Для позднего Шмелева приход героя к вере немыслим без его участия в церковной жизни: он описывает службы, во время которых Даринька поет на клиросе, исповедуется, причащается; во второй части «Путей небесных» Виктор Алексеевич присутствует на литургии, хотя почти ничего и не понимает в ней, участвует в крестном ходе, и это становится важным толчком в его духовных поисках. И в этом плане Шмелев не меняется по сравнению с тем, каким мы его знаем по «Лету Господню» и «Богомолью».

***

Это был маленький экскурс в мир «другого» Шмелева: Шмелева – последователя и ученика Достоевского с его «надрывами», «падениями», «проклятыми вопросами» и «возрождениями». Последователя – во всём ли? Далеко нет. И тем не менее «достоевский» пласт в его творчестве довольно велик, и об этом, как мне кажется, нужно… Нет, не нужно. Просто интересно – интересно знать и не стоит забывать.

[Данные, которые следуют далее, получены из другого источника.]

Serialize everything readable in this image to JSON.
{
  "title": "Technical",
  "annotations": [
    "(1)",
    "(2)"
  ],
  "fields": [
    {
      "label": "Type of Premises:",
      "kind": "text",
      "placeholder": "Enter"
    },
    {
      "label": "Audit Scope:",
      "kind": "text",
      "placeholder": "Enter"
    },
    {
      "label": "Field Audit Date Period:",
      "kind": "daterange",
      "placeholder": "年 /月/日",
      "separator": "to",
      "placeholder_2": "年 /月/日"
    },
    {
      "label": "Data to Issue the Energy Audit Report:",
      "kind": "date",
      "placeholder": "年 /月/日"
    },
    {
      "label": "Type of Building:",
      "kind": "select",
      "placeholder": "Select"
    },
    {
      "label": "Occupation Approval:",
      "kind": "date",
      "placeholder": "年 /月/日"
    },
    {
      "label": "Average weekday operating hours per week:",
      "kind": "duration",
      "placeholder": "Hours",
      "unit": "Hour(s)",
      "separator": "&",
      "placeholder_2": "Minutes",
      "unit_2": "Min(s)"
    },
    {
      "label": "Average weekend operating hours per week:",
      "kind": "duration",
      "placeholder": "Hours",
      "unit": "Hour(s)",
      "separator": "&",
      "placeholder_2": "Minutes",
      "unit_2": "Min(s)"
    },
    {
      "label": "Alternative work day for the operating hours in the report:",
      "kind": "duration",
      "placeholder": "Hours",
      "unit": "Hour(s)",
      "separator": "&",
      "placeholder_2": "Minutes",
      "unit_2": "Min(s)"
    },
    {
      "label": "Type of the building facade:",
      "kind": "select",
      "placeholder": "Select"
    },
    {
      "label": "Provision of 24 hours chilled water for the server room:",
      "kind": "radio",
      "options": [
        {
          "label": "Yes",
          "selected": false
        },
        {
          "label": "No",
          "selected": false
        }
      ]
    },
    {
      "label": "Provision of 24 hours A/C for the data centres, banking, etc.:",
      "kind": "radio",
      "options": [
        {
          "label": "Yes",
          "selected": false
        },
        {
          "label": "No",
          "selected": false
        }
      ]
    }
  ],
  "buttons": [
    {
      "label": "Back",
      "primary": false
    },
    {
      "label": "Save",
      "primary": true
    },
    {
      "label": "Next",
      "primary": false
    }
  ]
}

Немаловажный вопрос: проводил ли сам Шмелев какие-то параллели между своим романом и «Преступлением и наказанием»? Немного (не столько, сколько, например, с «Братьями Карамазовыми» или «Идиотом»), но проводил. И говорил он о «Преступлении и наказании» совсем не в тех словах, которые мы привыкли слышать и произносить в адрес великого романа. Дело в том, что сам Шмелев считал образ Раскольникова… «провальным»!

«Провал у Достоевского с Раскольниковым – явный, – ложь и ложь. Соня – ясна, а Раскольников – обманывает себя… Мне нужен был – нормальный “средний” русский интеллигент»[11].

Что ж, это его личное мнение, на которое он имеет полное право. По всей видимости, образом своего Виктора Алексеевича («нормального “среднего” русского интеллигента») он хотел исправить «неудачу» Достоевского, отталкиваясь одновременно с этим от его же наработок. Следовал – и вместе с тем полемизировал.

О точках соприкосновения Шмелева с Достоевским можно говорить много, и этот разговор будет связан не только с творчеством писателей, но и с их реальной жизнью. Любопытные и подчас невероятные совпадения на уровне биографии (при всей, на первый взгляд, внешней несхожести их жизненных путей) – отдельная большая и очень интересная тема. Но об этом, может быть, в следующий раз.

Дарья Парменова/Православие.ru

[1] Адамович Г.В. Шмелев // Одиночество и свобода. – СПб.: Алетейя, 2002. С. 75.

[2] Степанян К. Явление и диалог в романах Ф.М. Достоевского. СПб.: Крига, 2010. С. 33.

[3] Шмелев И.С. О Достоевском. К роману «Идиот» // Русские эмигранты о Достоевском. – СПб., 1994. С. 285.

[4] Ильин И.А. Собрание сочинений: Переписка двух Иванов (1935–1946) // И.А. Ильин, И.С. Шмелёв; сост. и коммент. Ю.Т. Лисицы. – М.: Русская книга, 2000. С. 479.

[5] Там же. С. 393.

[6] Там же. С. 53.

[7] Московцева Н.И. «Преступление и наказание»: Каинова печать и русская революция // Серия «Классическая гимназия». – М., 2014. С. 17.

[8] Там же. С. 28.

[9] Малягин В. Достоевский и Церковь // Ф.М. Достоевский и Православие: Сборник, сост. А.Н. Стрижев. – М.: Отчий дом, 1997. С. 24.

[10] Дунаев М.М. Православие и русская литература. М., 1999. Ч. 5. С. 326.

[11] Переписка двух Иванов (1935–1946). C. 393.